LAS VEGAS — FCC chairman Julius Genachowski, making his farewell appearance before the National Assn. of Broadcasters convention here, suggested that the agency had a limited role when it comes to companies like Aereo that stream broadcast signals without paying stations for the feeds.
“The FCC is not a copyright agency, so I don’t see a role there,” Genachowski said at a Q&A session. “I do think enabling people to get more free TV is a good thing. Fostering the economic health of the broadcasting industry through arms length retransmission consent agreements and other commercial deals is also a good thing. More competition is a good thing. And I imagine that is the way that many people look at these issues as they play out.”
Broadcasters are suing Aereo, claiming copyright infringement, but the startup venture has so far been successful in winning court victories in which judges have refused to shut it down. During the 1990s, Genachowski worked at a broadcast venture led by Barry Diller, one of the investors in Aereo. Diller has not been shy about expressing the potential to disrupt the broadcast business.
Genachowski also defended the agency’s drive to hold auctions of broadcast spectrum, even as stations have called for the process to be slowed down. Although he announced last month that he would be departing the agency, Genachowski said that he expects “there to be continuity as the process moves forward.”
“Obviously incentive auctions are a priority of mine, but it is important to know that incentive auctions are an institutional priority,” he told broadcasters at the Q&A with Paul Karpowicz, president of Meredith Corp.

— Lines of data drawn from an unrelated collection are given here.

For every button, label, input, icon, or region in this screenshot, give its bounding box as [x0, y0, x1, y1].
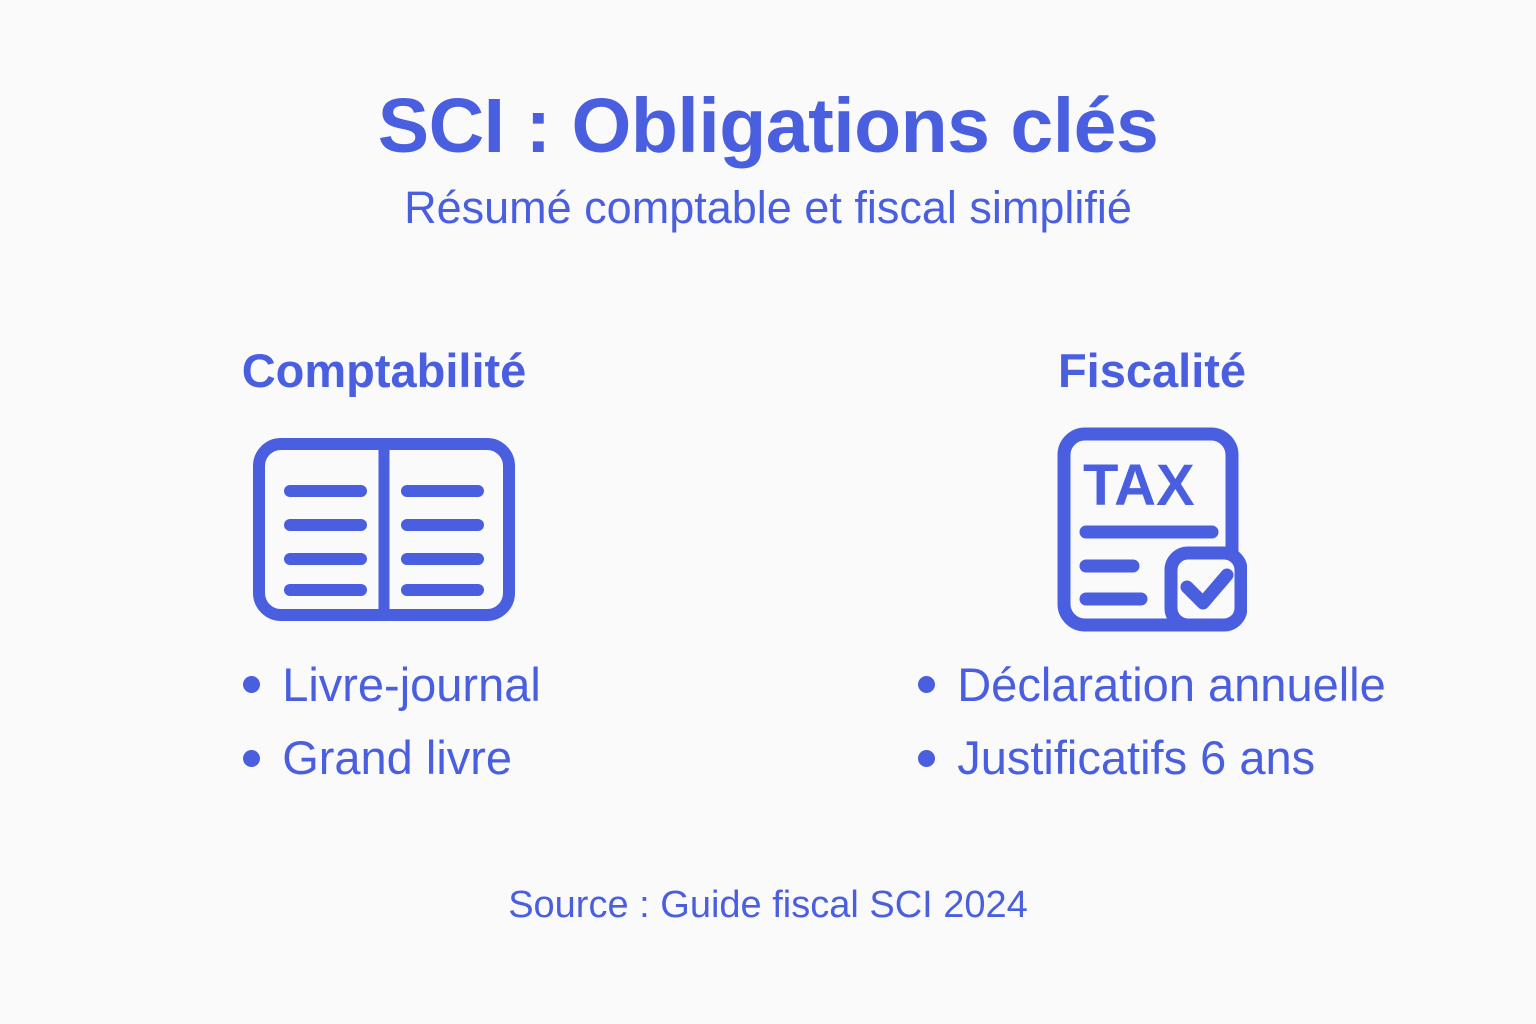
column-fiscalite: Fiscalité TAX [768, 345, 1536, 784]
list-item: Grand livre [243, 732, 541, 784]
tax-label: TAX [1083, 453, 1195, 518]
bullet-dot-icon [918, 676, 935, 693]
bullet-dot-icon [243, 750, 260, 767]
page-subtitle: Résumé comptable et fiscal simplifié [0, 183, 1536, 233]
icon-container-comptabilite [253, 425, 515, 635]
tax-document-check-icon: TAX [1057, 427, 1247, 632]
bullet-dot-icon [918, 750, 935, 767]
icon-container-fiscalite: TAX [1057, 425, 1247, 635]
open-book-icon [253, 438, 515, 621]
column-heading-fiscalite: Fiscalité [1058, 345, 1246, 397]
list-comptabilite: Livre-journal Grand livre [243, 659, 541, 784]
column-comptabilite: Comptabilité [0, 345, 768, 784]
list-item: Justificatifs 6 ans [918, 732, 1386, 784]
page-title: SCI : Obligations clés [0, 86, 1536, 167]
column-heading-comptabilite: Comptabilité [242, 345, 527, 397]
list-item: Livre-journal [243, 659, 541, 711]
list-item-label: Grand livre [282, 732, 512, 784]
source-caption: Source : Guide fiscal SCI 2024 [0, 884, 1536, 927]
bullet-dot-icon [243, 676, 260, 693]
columns-container: Comptabilité [0, 345, 1536, 784]
list-item: Déclaration annuelle [918, 659, 1386, 711]
list-item-label: Justificatifs 6 ans [957, 732, 1315, 784]
infographic-poster: SCI : Obligations clés Résumé comptable … [0, 0, 1536, 1024]
list-item-label: Déclaration annuelle [957, 659, 1386, 711]
list-item-label: Livre-journal [282, 659, 541, 711]
poster-header: SCI : Obligations clés Résumé comptable … [0, 86, 1536, 232]
list-fiscalite: Déclaration annuelle Justificatifs 6 ans [918, 659, 1386, 784]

Local Media Group.
The FCC’s plan for incentive auctions, authorized by Congress in legislation passed last year, have stirred concerns of stations on a myriad of issues, including fears that it will diminish broadcasting to the gain of broadband providers. Facing a spectrum crunch, the first-of-its-kind auctions will see stations voluntary give up their spectrum, and even shut down, in exchange for sharing in the proceeds from the sale to wireless providers.
Stations fear that the plans for the auction are proceeding too quickly, and that many complex issues remain to be resolved. They include the FCC’s plans to move stations that choose to stay in business, as a way to clear spectrum for wireless use on the UHF band.
Genachowski said that even though he is leaving, the FCC staff in place is well qualified to carry out the plans for the auctions. He did not answer Karpowicz’s question on whether a new comment period should be opened on the auction plan, but noted that there will be additional public workshops.
“I expect there to be real continuity,” he said. “I expect there to be very active ongoing public engagement. …It is very important for the country that this goes well.”
The Q&A session was just under 30 minutes, notable because in past appearances Genachowski has been met with a somewhat tepid reaction from the audience, given a host of issues that have put him at odds with the priorities of broadcasters.
But Genachowski said that the incentive auction plan shouldn’t be treated as a “zero sum game between mobile and broadcasting.”
“I strongly believe that this will help strengthen the broadcasting industry,” he said, noting that stations are well positioned to take advantage of mobile TV and other digital initiatives and create multi-platform businesses.
His successor is likely to grapple with whether to relax the FCC’s ownership rules, including proposals that would enable more media groups to own stations and newspapers in the same market. A rationale is that newspapers need additional support if they are to survive in the digital environment. Genachowski said that a consideration is the “effect the local landscape has on journalism,” and that it was not “something the Commission should ignore.”
Nevertheless, he noted that broadband use is not universal, with 70 percent of the country connected, and a study is currently being conducted on the potential impact of a rule change on ownership among minorities and women.
Genachowski said afterward that there is not a date set yet for his departure, although he had indicated at his announcement last month that it would be a matter of weeks. He had been working in the private sector when Obama, a classmate at Harvard Law School, tapped him for the post, which is the nation’s top communications regulator but also notoriously contentious when it comes to balancing the many different interest groups and trade associations lobbying for their agenda. “Be careful who you go to school with. It turns out they might run for president one day,” Genachowski quipped.